Les règles préliminaires de la Chine tentent d’aborder ces risques au niveau de la plateforme plutôt que de compter sur le jugement individuel de l’utilisateur. En obligeant les fournisseurs à surveiller les états émotionnels et les niveaux de dépendance, les règles déplacent la responsabilité vers les entreprises qui construisent ces systèmes. Cette approche diffère des réglementations précédentes sur l’IA axées principalement sur la modération de contenu et la sécurité des données.
Le projet de loi établit également des restrictions de contenu, interdisant aux compagnons d’IA de générer du matériel qui met en danger la sécurité nationale, propage des rumeurs ou promeut la violence ou l’obscénité – des dispositions qui échoent aux réglementations existantes de la Chine sur l’IA générative.
Le défi de l’application
Exiger que les entreprises détectent la dépendance et interviennent semble simple dans le langage des politiques. La mise en œuvre en est une autre. Définir ce qui constitue “une utilisation excessive” ou “des émotions extrêmes” d’une manière qui soit à la fois significative et applicable sera un défi pour les régulateurs et les entreprises.
Trop sensible, et le système devient ennuyeux – interrompant les utilisateurs qui sont simplement engagés dans des conversations prolongées. Trop indulgent, et les utilisateurs vulnérables passent sans intervention.

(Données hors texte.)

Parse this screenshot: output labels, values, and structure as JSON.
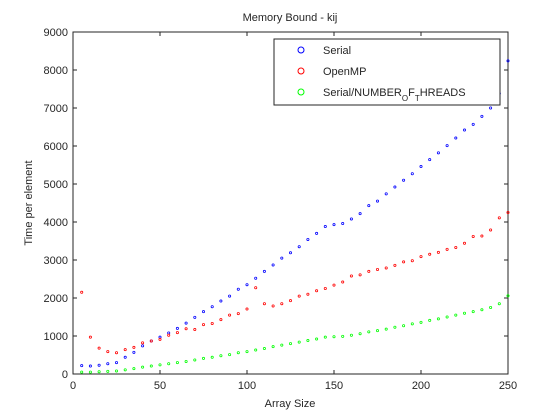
{
  "chart_data": {
    "type": "scatter",
    "title": "Memory Bound - kij",
    "xlabel": "Array Size",
    "ylabel": "Time per element",
    "xlim": [
      0,
      250
    ],
    "ylim": [
      0,
      9000
    ],
    "xticks": [
      "0",
      "50",
      "100",
      "150",
      "200",
      "250"
    ],
    "yticks": [
      "0",
      "1000",
      "2000",
      "3000",
      "4000",
      "5000",
      "6000",
      "7000",
      "8000",
      "9000"
    ],
    "grid": false,
    "legend_position": "top-right",
    "legend": [
      {
        "label": "Serial",
        "color": "#0000ff"
      },
      {
        "label": "OpenMP",
        "color": "#ff0000"
      },
      {
        "label_parts": [
          "Serial/NUMBER",
          "O",
          "F",
          "T",
          "HREADS"
        ],
        "color": "#00ff00"
      }
    ],
    "series": [
      {
        "name": "Serial",
        "color": "#0000ff",
        "x": [
          5,
          10,
          15,
          20,
          25,
          30,
          35,
          40,
          45,
          50,
          55,
          60,
          65,
          70,
          75,
          80,
          85,
          90,
          95,
          100,
          105,
          110,
          115,
          120,
          125,
          130,
          135,
          140,
          145,
          150,
          155,
          160,
          165,
          170,
          175,
          180,
          185,
          190,
          195,
          200,
          205,
          210,
          215,
          220,
          225,
          230,
          235,
          240,
          245,
          250
        ],
        "y": [
          220,
          210,
          230,
          270,
          300,
          440,
          570,
          740,
          870,
          970,
          1080,
          1200,
          1340,
          1490,
          1640,
          1770,
          1920,
          2050,
          2230,
          2350,
          2520,
          2700,
          2870,
          3050,
          3190,
          3350,
          3540,
          3700,
          3880,
          3930,
          3960,
          4080,
          4220,
          4430,
          4550,
          4740,
          4920,
          5100,
          5270,
          5460,
          5640,
          5820,
          6010,
          6210,
          6420,
          6570,
          6780,
          7000,
          7380,
          8240
        ]
      },
      {
        "name": "OpenMP",
        "color": "#ff0000",
        "x": [
          5,
          10,
          15,
          20,
          25,
          30,
          35,
          40,
          45,
          50,
          55,
          60,
          65,
          70,
          75,
          80,
          85,
          90,
          95,
          100,
          105,
          110,
          115,
          120,
          125,
          130,
          135,
          140,
          145,
          150,
          155,
          160,
          165,
          170,
          175,
          180,
          185,
          190,
          195,
          200,
          205,
          210,
          215,
          220,
          225,
          230,
          235,
          240,
          245,
          250
        ],
        "y": [
          2150,
          970,
          680,
          590,
          560,
          640,
          700,
          820,
          870,
          910,
          1020,
          1090,
          1190,
          1170,
          1300,
          1330,
          1430,
          1550,
          1590,
          1710,
          2270,
          1850,
          1790,
          1850,
          1930,
          2050,
          2100,
          2190,
          2250,
          2340,
          2420,
          2580,
          2610,
          2700,
          2750,
          2790,
          2860,
          2950,
          2980,
          3090,
          3150,
          3200,
          3280,
          3330,
          3440,
          3620,
          3630,
          3790,
          4110,
          4250
        ]
      },
      {
        "name": "",
        "color": "#00ff00",
        "x": [
          5,
          10,
          15,
          20,
          25,
          30,
          35,
          40,
          45,
          50,
          55,
          60,
          65,
          70,
          75,
          80,
          85,
          90,
          95,
          100,
          105,
          110,
          115,
          120,
          125,
          130,
          135,
          140,
          145,
          150,
          155,
          160,
          165,
          170,
          175,
          180,
          185,
          190,
          195,
          200,
          205,
          210,
          215,
          220,
          225,
          230,
          235,
          240,
          245,
          250
        ],
        "y": [
          50,
          50,
          60,
          70,
          80,
          110,
          140,
          180,
          210,
          240,
          270,
          300,
          330,
          370,
          410,
          440,
          480,
          510,
          560,
          590,
          630,
          670,
          720,
          760,
          800,
          840,
          880,
          920,
          970,
          980,
          990,
          1020,
          1060,
          1110,
          1140,
          1180,
          1230,
          1270,
          1320,
          1360,
          1410,
          1450,
          1500,
          1550,
          1600,
          1640,
          1690,
          1750,
          1850,
          2060
        ]
      }
    ]
  }
}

L’exigence de rappel toutes les deux heures fournit un instrument grossier, mais l’exigence plus nuancée de détecter la surdépendance “lorsque des signes peuvent être détectés” laisse une marge d’interprétation significative.
Les entreprises qui construisent des garde-fous pour les applications d’IA ont lutté avec des défis similaires. Les filtres de contenu sont notoirement imprécis, et l’ajout d’une surveillance psychologique introduit de nouvelles dimensions de complexité. Déterminer si un utilisateur forme un attachement malsain nécessite de déduire des états mentaux à partir du texte – une capacité que les systèmes d’IA ne possèdent pas de manière fiable.
Le projet de loi est ouvert aux commentaires du public, avec des règles finales attendues à quelque moment en 2026. Si elles sont mises en œuvre comme proposées, la Chine aurait le cadre le plus prescriptif au monde pour régir les produits de compagnie d’IA.
Un règlement mondial
L’action réglementaire simultanée en Chine et en Californie suggère que les préoccupations concernant la dépendance aux compagnons d’IA ont atteint une masse critique dans différents systèmes politiques.
Pour les entreprises d’IA, le message est de plus en plus clair : l’ère non réglementée des compagnons d’IA se termine. Que ce soit par la loi administrative chinoise, la responsabilité civile californienne ou la législation fédérale américaine éventuelle, les plateformes seront confrontées à des exigences pour protéger les utilisateurs de leurs propres produits.
La question n’est pas de savoir si la réglementation est en route – c’est de savoir si les interventions conçues fonctionneront réellement. L’approche de la Chine, qui consiste à exiger une surveillance et une intervention, peut s’avérer difficile à mettre en œuvre dans la pratique.
Ce qui est clair, c’est que le marché des compagnons d’IA est devenu trop important et trop conséquent pour que les gouvernements l’ignorent. Les chatbots avec lesquels les gens forment des liens émotionnels ne sont plus des curiosités – ce sont des produits utilisés par des centaines de millions de personnes, avec des cas documentés de préjudice grave. La réglementation, même imparfaite, était inévitable. Le débat se déplace maintenant vers la question de savoir si les règles spécifiques proposées protégeront les utilisateurs vulnérables sans étouffer une technologie que beaucoup trouvent vraiment précieuse.